Here is one of my examples. I selected this image because it has lots of contrast between the white barn and the surrounding landscape and tons of potential detail in the barn and moody clouds.
As you can hopefully see, there is a huge different between the two images. Now lets take a closer look with a 100% crop.
The 100% crop really tells the story. Tonal Contrast 3 resulted in far more sharpening but it also created a bunch of unwanted halos. Tonal Contrast 4 wasn’t as ‘edgy’ but overall it was a much cleaner result. On flip side, I really didn’t like the ‘darker’ results of Tonal Contrast 4. The primary reason I use this filter is to pop detail which just wasn’t happening the way I wanted / expected it to work based on my version 3 experience. Then I discovered the missing trick!
Setting the ‘Contrast Type’ to ‘Fine’ resulted in exactly what I was seeking with nice detail pop without the undesired darker shadows or halos and almost no noise. W@@T! Now I truly was getting the best of both worlds in Tonal Contrast 4 – a cleaner image with the right amount of ‘edgy’ feel without all of the halo and noise side effects.
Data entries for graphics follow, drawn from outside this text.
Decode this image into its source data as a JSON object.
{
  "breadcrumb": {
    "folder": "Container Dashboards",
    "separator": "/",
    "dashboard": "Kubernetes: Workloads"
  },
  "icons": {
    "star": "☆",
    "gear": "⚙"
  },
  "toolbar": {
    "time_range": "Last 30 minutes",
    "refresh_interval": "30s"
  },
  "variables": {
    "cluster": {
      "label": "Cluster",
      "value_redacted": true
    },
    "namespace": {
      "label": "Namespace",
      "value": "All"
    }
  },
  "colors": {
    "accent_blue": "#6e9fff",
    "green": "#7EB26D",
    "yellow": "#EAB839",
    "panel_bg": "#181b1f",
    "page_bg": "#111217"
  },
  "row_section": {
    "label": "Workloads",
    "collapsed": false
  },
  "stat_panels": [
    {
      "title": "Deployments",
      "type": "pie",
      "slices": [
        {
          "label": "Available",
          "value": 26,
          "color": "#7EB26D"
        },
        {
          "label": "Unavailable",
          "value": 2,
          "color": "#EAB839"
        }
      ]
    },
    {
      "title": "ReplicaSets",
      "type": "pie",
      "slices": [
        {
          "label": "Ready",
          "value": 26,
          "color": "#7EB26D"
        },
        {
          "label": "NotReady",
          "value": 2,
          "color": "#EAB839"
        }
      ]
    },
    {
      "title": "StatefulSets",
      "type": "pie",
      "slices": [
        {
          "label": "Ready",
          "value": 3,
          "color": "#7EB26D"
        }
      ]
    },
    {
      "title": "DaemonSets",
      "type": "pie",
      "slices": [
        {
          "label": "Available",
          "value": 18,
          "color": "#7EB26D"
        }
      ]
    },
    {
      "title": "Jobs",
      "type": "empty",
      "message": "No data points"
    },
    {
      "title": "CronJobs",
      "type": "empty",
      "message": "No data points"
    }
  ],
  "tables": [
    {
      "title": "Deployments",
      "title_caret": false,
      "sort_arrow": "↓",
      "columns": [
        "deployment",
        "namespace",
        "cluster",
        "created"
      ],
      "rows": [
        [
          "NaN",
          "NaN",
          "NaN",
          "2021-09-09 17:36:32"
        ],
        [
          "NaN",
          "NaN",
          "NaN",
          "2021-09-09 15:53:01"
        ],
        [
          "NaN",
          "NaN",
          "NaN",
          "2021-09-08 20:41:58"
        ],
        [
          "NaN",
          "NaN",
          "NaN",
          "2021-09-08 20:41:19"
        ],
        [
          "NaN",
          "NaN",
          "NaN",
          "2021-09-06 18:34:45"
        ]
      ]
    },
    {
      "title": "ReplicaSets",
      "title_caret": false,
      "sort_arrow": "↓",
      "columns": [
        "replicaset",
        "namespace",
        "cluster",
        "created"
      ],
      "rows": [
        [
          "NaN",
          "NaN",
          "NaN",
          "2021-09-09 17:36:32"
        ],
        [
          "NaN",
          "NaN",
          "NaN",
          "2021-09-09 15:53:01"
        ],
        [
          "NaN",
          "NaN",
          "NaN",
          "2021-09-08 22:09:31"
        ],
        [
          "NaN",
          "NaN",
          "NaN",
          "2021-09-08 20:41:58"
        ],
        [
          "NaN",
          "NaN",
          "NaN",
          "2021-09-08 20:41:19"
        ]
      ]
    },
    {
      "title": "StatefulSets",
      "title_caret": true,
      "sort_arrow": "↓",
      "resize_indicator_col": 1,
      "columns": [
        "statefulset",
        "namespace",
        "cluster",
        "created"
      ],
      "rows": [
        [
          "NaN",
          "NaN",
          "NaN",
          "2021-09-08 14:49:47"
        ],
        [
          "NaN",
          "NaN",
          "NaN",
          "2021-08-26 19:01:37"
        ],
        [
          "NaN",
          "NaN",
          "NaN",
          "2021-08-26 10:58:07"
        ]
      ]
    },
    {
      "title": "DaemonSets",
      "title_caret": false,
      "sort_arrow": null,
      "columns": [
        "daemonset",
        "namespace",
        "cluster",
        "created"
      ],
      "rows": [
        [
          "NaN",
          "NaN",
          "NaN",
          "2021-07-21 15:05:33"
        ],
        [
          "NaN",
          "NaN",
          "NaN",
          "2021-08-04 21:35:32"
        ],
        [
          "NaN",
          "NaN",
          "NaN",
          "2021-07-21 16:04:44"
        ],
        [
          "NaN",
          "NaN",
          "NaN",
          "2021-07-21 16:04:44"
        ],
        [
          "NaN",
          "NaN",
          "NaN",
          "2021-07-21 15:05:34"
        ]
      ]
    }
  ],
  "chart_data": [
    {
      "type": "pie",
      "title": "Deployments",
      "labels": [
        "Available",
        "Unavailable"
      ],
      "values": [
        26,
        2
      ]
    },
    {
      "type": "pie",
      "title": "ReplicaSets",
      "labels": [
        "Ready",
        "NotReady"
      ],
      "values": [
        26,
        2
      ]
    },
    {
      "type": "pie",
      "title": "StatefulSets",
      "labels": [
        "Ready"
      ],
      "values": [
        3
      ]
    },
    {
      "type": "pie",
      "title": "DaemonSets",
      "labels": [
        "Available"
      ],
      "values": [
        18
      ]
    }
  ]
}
In summary, I give Nik Color Efex Pro 4 two towering thumbs up!! I greatly enjoyed version 3 but version 4 takes this plugin suite space bound with limitless possibilities that are not just fun but also a huge value added time savor!! If you were a fan of Tonal Contrast in version 3, I highly recommend checking out version 4 but make sure to play with the ‘Contrast Type’ options.